Davidson, who has lived in the Pueblo for almost a decade and serves on the board of the Southern Colorado Trailbuilders, the regions’ primary stakeholder group for trailbuilding, created the four courses for Gravel Locos and acted as an invaluable resource to Serralta during the conception of the event.

As a cyclist who “pores over maps daily,” Davidson said that one of his objectives in creating the Gravel Locos routes was “to connect people to the places that surround Pueblo that make it what it is for me.”

“A lot of stuff around town, folks don’t even know it exists,” he said. “The Beulah Valley. The road, Colorado 78, out of Beulah is the last unpaved highway in Colorado. When I was building the routes, I wanted to get people to the roads that bring you through the parts of Pueblo you don’t know about.”

Read also: How Trinidad, Colorado is transforming itself into a gravel cycling hotspot

Furthermore, as someone who also wants to attract more visitors — who could become locals — to his community, Davidson was also careful to incorporate some of Pueblo’s more recognizable attributes into the courses, such as Lake Pueblo State Park.

All four routes pass by the park, and its tangle of singletrack trails can be spotted from the road. For many Colorado riders, Lake Pueblo is known as an early season mountain bike destination.

“If the region is hosting a race like this, why wouldn’t you highlight what’s already there? That’s 45 miles of singletrack that’s six miles from town,” Davidson said.

Davidson knows that Pueblo suffers from a bit of a perception problem, and it’s part of the reason he’s always happy to help people who want to bring it into the spotlight. In addition to helping Serralta design the race courses, Davidson also collaborated on route creation for the Gravel Adventure Field Guide, a pocket guide to riding gravel in the region.

Like Blankenship of PBR, Davidson believes that a rising tide lifts all boats. If a gravel race will bring people to town, then he wants to support it.

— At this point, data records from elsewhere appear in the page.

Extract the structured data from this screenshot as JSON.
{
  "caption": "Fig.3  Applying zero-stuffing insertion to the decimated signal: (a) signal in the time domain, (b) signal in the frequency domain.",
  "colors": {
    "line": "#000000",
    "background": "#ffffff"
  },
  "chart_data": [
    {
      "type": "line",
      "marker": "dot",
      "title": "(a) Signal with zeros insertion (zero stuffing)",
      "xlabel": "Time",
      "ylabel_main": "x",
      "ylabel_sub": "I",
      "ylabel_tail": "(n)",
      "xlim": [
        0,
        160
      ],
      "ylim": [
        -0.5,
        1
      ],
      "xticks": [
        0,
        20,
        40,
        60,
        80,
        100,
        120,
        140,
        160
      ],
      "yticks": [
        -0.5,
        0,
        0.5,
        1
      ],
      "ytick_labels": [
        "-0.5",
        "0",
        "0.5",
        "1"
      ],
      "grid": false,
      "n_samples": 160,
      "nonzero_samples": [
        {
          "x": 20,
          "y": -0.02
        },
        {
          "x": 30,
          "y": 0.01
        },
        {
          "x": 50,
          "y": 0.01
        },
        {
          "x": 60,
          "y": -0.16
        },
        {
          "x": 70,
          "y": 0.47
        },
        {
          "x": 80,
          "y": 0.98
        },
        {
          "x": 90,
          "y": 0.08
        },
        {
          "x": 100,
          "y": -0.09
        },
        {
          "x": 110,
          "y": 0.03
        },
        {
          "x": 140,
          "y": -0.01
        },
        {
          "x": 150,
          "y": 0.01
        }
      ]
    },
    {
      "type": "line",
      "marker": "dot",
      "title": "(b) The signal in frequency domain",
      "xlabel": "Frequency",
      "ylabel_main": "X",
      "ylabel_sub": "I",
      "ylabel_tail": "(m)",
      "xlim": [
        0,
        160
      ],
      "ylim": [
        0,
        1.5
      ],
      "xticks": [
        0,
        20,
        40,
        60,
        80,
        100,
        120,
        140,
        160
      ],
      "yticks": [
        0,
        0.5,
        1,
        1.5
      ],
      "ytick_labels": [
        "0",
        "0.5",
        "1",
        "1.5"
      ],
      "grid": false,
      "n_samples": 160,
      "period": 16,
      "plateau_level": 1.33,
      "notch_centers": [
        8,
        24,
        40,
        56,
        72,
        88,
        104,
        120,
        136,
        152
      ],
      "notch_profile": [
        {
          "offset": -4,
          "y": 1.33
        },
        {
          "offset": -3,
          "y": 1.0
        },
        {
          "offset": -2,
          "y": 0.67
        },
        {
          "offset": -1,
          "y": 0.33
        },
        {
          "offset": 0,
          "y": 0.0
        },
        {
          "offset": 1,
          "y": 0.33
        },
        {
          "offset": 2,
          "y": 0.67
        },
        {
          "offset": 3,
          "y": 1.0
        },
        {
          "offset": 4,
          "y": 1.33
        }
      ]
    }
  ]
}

“No one thing is going to uplift the perception of Pueblo, it takes every little bit,” he said. “It’s the positive effort that people are willing to put in matters. I want to see this sort of stuff happen in Pueblo, and I want to see it start happening internally. If it takes an outsider first, that’s ok, because that will get things moving from in the inside.”

Outsiders/pros

Sometimes a strong pro presence helps put a gravel race — and thus its host community — on the map. This was certainly the case at the first Gravel Locos event in Texas in 2021.

Notable names coming to town also give host communities another thing to leverage, and this weekend’s start list is stacked with the pointy end.

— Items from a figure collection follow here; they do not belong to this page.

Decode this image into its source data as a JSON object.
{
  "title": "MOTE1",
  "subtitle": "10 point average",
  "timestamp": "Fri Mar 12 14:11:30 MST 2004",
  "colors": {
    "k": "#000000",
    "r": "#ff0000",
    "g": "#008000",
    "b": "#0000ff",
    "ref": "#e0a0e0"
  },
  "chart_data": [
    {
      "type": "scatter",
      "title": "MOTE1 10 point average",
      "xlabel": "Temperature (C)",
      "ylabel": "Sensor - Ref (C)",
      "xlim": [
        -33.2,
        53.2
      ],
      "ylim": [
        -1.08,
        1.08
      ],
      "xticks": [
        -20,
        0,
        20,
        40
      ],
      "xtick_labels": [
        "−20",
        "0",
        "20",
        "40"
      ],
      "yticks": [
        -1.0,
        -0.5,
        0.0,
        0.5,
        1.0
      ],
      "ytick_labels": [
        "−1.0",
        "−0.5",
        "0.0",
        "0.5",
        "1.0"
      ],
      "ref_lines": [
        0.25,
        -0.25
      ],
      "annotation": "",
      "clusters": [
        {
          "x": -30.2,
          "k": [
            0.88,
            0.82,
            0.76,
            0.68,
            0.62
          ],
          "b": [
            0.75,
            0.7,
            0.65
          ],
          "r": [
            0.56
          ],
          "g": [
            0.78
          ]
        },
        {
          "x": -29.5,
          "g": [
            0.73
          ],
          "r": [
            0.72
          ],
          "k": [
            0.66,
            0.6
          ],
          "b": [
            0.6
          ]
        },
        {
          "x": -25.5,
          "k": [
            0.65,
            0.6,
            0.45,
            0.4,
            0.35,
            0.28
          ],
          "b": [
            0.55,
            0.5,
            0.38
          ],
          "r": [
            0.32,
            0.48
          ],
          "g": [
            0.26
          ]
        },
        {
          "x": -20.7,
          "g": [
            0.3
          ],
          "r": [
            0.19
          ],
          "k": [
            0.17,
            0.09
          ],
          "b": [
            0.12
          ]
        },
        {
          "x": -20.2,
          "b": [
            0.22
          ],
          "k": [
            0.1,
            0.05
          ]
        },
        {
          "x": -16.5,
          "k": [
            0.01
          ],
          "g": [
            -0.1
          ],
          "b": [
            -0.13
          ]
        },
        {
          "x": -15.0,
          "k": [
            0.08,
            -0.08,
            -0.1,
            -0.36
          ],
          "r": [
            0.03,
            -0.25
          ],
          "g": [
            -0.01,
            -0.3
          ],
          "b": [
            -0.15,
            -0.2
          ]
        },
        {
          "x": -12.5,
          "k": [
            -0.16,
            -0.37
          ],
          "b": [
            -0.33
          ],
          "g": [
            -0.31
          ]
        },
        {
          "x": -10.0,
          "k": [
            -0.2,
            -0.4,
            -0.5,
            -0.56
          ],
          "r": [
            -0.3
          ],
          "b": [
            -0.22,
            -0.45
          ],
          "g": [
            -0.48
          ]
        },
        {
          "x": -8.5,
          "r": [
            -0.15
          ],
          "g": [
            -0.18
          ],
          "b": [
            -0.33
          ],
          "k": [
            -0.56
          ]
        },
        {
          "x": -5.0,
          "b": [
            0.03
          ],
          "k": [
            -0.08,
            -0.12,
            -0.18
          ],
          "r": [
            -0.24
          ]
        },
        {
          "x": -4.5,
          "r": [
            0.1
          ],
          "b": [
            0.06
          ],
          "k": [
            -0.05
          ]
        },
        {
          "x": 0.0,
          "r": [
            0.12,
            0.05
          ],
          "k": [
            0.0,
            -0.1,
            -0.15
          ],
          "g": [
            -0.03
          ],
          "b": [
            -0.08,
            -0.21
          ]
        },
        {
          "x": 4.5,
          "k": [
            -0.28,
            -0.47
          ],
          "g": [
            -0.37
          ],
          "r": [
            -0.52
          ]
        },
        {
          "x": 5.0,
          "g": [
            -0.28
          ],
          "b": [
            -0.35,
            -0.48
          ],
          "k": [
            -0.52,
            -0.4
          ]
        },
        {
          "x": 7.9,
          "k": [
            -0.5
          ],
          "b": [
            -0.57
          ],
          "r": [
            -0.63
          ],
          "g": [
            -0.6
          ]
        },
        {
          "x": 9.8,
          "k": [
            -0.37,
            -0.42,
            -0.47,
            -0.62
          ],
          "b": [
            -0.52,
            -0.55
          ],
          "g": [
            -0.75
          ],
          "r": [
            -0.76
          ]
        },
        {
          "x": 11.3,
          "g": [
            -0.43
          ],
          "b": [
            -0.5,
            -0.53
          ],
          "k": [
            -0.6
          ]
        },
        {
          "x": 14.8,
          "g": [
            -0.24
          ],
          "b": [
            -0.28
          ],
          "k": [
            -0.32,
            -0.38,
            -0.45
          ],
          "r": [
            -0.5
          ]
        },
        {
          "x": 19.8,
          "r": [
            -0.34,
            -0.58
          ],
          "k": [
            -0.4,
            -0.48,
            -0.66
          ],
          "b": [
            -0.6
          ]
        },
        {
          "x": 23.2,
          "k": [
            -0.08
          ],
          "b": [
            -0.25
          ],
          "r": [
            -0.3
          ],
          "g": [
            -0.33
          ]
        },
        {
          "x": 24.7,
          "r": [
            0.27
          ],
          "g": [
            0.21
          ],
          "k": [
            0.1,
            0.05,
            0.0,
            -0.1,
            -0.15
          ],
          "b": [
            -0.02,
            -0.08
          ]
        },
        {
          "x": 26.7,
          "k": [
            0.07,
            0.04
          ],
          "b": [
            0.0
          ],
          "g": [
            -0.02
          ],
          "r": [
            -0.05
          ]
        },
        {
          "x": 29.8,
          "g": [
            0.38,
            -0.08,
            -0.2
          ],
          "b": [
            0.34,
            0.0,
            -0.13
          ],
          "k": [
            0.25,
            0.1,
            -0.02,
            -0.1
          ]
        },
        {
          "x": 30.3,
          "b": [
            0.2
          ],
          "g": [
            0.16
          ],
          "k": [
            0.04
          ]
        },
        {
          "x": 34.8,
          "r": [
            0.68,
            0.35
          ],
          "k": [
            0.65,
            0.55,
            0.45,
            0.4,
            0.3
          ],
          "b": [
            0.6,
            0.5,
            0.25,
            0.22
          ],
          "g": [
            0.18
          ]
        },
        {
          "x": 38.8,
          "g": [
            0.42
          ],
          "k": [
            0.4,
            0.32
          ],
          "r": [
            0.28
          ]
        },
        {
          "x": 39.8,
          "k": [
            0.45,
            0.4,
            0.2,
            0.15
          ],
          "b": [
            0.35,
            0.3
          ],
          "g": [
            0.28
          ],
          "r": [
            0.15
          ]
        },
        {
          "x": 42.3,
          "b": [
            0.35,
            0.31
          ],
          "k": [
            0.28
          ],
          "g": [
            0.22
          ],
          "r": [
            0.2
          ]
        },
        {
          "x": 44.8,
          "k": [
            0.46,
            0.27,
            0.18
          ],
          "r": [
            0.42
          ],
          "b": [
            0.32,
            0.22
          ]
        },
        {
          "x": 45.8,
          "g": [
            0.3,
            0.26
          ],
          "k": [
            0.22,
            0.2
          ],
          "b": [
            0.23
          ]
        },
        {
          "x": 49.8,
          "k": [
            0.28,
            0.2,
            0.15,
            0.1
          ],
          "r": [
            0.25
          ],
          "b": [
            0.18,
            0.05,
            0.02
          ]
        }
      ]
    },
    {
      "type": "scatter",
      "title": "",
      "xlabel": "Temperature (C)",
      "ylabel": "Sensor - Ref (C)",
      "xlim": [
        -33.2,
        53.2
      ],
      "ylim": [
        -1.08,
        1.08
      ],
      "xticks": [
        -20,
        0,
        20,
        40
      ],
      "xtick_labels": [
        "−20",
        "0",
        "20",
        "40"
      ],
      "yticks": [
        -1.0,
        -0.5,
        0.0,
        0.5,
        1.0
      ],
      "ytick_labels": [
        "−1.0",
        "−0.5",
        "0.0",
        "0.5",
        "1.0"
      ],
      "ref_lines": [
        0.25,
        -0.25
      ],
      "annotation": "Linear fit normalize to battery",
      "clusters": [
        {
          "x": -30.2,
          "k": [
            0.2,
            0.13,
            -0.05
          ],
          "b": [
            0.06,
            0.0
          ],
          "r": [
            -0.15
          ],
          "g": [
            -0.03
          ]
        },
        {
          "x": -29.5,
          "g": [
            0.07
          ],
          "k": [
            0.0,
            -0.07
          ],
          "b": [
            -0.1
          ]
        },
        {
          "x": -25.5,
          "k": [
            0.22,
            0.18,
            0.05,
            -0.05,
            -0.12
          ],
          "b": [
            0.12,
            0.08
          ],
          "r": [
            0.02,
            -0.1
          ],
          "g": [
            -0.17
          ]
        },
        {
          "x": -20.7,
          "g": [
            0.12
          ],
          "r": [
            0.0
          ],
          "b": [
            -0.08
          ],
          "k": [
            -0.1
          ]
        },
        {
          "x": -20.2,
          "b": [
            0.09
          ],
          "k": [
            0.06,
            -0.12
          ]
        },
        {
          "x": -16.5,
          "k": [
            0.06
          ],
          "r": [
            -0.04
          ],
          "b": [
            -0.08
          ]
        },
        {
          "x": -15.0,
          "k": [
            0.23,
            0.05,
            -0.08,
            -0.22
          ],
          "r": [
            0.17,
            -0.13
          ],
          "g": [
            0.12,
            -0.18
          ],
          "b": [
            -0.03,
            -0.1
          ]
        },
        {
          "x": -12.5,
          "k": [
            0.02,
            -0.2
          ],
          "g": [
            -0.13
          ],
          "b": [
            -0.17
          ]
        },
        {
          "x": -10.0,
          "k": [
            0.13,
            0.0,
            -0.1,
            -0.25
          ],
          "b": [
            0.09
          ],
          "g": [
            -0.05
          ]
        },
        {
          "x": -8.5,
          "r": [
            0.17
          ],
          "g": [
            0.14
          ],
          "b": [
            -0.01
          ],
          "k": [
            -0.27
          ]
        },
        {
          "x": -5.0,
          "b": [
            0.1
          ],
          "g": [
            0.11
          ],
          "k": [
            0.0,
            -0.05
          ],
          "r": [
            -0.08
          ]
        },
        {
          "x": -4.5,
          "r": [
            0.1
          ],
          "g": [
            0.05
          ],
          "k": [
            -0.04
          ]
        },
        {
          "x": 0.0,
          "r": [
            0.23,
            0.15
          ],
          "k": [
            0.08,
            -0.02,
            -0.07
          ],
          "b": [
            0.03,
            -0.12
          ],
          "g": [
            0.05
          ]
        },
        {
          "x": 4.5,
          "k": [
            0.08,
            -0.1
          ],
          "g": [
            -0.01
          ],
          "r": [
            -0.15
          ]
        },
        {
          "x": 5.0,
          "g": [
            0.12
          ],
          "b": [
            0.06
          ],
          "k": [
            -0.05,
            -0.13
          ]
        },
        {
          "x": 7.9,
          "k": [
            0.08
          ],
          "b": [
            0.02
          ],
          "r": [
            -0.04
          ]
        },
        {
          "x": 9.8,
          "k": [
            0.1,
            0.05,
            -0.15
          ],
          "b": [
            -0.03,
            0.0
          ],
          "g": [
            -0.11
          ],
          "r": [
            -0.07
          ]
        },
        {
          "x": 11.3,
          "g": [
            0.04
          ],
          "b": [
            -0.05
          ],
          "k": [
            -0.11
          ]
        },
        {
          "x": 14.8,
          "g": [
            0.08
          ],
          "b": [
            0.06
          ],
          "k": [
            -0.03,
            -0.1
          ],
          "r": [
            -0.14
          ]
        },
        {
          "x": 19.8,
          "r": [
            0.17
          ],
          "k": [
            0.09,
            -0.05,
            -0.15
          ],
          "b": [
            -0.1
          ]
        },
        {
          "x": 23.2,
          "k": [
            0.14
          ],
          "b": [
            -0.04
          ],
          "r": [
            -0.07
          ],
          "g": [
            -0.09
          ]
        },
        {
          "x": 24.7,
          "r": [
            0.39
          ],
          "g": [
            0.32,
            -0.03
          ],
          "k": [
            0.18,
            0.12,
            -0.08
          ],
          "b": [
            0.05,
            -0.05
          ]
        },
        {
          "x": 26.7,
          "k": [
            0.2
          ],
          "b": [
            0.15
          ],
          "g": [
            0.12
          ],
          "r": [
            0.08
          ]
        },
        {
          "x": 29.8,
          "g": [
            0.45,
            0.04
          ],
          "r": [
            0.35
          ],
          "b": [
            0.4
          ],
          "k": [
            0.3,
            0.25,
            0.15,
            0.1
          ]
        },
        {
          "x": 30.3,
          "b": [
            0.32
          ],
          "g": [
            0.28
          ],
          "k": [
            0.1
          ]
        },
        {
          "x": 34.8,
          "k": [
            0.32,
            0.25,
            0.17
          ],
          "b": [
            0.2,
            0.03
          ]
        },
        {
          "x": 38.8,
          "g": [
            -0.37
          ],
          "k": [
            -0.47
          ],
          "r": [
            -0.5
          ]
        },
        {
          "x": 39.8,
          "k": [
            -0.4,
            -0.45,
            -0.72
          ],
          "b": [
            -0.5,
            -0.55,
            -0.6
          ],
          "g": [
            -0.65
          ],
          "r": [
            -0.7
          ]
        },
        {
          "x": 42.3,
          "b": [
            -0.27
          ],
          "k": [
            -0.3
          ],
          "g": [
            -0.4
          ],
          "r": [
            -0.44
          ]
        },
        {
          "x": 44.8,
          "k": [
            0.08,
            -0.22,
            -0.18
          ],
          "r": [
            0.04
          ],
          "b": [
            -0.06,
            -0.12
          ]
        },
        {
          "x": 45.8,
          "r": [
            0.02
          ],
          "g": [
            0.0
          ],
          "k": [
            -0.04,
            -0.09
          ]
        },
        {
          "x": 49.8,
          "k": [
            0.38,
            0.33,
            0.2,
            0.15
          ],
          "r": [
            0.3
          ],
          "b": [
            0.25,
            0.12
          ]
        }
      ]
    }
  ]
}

Women’s WorldTour pros Emily Newsom and Lauren Stephens will both be in attendance, with Stephens squeezing the race in between road and gravel world championships. Boulder local Emma Grant and Rio Olympian Flavia Oliveira Parks will also illuminate the women’s race. Alison Tetrick and Christie Tracey are two other women to watch.

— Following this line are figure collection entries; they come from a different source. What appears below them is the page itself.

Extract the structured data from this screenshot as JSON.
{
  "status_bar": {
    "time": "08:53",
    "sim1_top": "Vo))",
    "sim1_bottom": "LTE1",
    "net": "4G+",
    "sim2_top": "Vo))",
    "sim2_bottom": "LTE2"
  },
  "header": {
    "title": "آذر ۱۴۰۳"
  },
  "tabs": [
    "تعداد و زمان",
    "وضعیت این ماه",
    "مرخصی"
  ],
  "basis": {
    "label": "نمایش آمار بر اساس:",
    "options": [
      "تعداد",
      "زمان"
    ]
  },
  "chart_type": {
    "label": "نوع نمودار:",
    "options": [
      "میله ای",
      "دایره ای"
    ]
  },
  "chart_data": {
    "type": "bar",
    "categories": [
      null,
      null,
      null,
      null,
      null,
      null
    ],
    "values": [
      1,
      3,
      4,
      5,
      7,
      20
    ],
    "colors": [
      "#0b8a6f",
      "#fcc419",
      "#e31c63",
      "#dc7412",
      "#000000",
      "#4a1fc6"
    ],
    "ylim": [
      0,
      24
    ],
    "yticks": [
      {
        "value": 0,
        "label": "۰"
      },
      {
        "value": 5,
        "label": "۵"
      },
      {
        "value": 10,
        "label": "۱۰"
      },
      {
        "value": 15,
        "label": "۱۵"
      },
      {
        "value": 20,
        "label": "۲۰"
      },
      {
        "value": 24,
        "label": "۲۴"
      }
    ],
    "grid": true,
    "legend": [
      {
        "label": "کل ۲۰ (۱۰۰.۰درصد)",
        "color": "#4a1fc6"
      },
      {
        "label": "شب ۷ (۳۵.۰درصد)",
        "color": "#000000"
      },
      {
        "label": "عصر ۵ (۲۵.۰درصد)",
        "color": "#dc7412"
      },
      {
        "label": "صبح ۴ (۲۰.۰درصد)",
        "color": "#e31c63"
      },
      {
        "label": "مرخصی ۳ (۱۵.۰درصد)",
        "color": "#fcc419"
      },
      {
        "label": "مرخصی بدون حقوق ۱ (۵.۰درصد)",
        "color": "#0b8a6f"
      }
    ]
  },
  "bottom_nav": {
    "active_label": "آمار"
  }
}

A strong contingent of men including Gravel Locos Hico champ Laurens ten Dam, Ian Boswell, Ted King, Adam Roberge, Alex Howes, Russell Finsterwald, Innokenty Zavyalov, Marc Spratt, Nathan Spratt, Kiel Reijnen, Mat Stephens, and Ben Delaney will start in Pueblo on Saturday.

For those wanting to brush shoulders with these athletes, a VIP dinner on Thursday evening, as well as a VIP ride and lunch on Friday, are options. Both benefit the fire department.

However, while pros are there to race and support the event, they are also participants with time to explore Pueblo before and after. Their far-ranging reach, via social media and other networks, is another way to promote the destination.

For Russell Finsterwald, Gravel Locos has given him a reason to revisit a place he spent time as a kid.

“I’ve actually ridden quite a bit in Pueblo,” Finsterwald said. “Not so much in recent years, but when I was first getting into riding, my family would go down to Pueblo Reservoir just about every weekend to camp and go boating. I was roughly 13 at the time and starting to take the sport more seriously, so I’d wake up early before we headed to the boat to go ‘train.’

“A lot of the roads we will be racing on are actually what I would go ride! The wet mountains of Colorado are a really neat area so it will be neat to come back and visit this weekend.”